Rachel M. Wiltshire, Christina M. Bergey, Jonathan K. Kayondo, Josephine Birungi, Louis G. Mukwaya, Scott J. Emrich, Nora J. Besansky, Frank H. Collins

Malaria is the leading cause of global paediatric mortality in children below 5 years of age. The number of fatalities has reduced significantly due to an expansion of control interventions but the development of new technologies remains necessary in order to achieve elimination. Recent attention has been focused on the release of genetically modified (GM) mosquitoes into natural vector populations as a mechanism of interrupting parasite transmission but despite successful in vivo laboratory studies, a detailed population genetic assessment, which must first precede any proposed field trial, has yet to be undertaken systematically. Here, the genetic structure of Anopheles gambiae populations in north-western Lake Victoria is explored to assess their suitability as candidates for a pilot field study release of GM mosquitoes. 478 Anopheles gambiae mosquitoes were collected from six locations and a subset (N = 96) was selected for restriction site-associated DNA sequencing (RADseq). The resulting single nucleotide polymorphism (SNP) marker set was analysed for effective size (Ne), connectivity and population structure (PCA, FST). 5175 high-quality genome-wide SNPs were identified. A principal components analysis (PCA) of the collinear genomic regions illustrated that individuals clustered in concordance with geographic origin with some overlap between sites.
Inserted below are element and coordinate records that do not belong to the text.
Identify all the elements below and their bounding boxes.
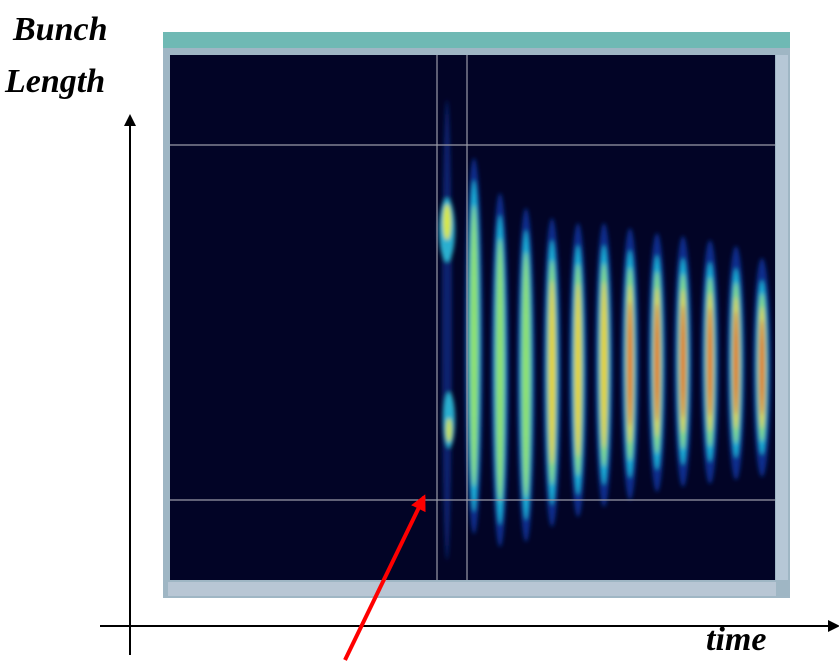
streak: [470, 204, 478, 488]
streak: [443, 204, 451, 240]
y-axis-label: Length: [4, 63, 105, 100]
streak: [601, 281, 607, 449]
streak: [734, 310, 738, 416]
streak: [522, 251, 530, 499]
streak: [575, 282, 581, 458]
streak: [681, 304, 685, 419]
crosshair: [170, 55, 775, 580]
streak: [655, 303, 659, 422]
streak: [760, 319, 764, 416]
y-axis-label: Bunch: [12, 11, 108, 48]
streak: [442, 100, 452, 560]
streak: [708, 307, 712, 417]
streak: [496, 238, 504, 502]
x-axis-label: time: [706, 621, 766, 658]
window-title-bar: [163, 32, 790, 48]
streak: [446, 418, 452, 442]
streak: [549, 279, 555, 466]
streak-traces: [439, 100, 771, 560]
scrollbar[interactable]: [776, 55, 788, 580]
bottom-bar: [168, 582, 776, 596]
red-arrow: [343, 494, 426, 661]
streak: [628, 301, 632, 427]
Genetic differentiation between populations was varied with inter-island comparisons having the highest values (median FST 0.0480-0.0846). Ne estimates were generally small (124.2-1920.3). A reduced-representation SNP marker set for genome-wide An. gambiae genetic analysis in the north-western Lake Victoria basin is reported. Island populations demonstrated low to moderate genetic differentiation and greater structure suggesting some limitation to migration. Smaller estimates of Ne indicate that an introduced effector transgene will be more susceptible to genetic drift but to ensure that it is driven to fixation a robust gene drive mechanism will likely be needed. These findings, together with their favourable location and suitability for frequent monitoring, indicate that the Ssese Islands contain several candidate field locations, which merit further evaluation as potential GM mosquito pilot release sites.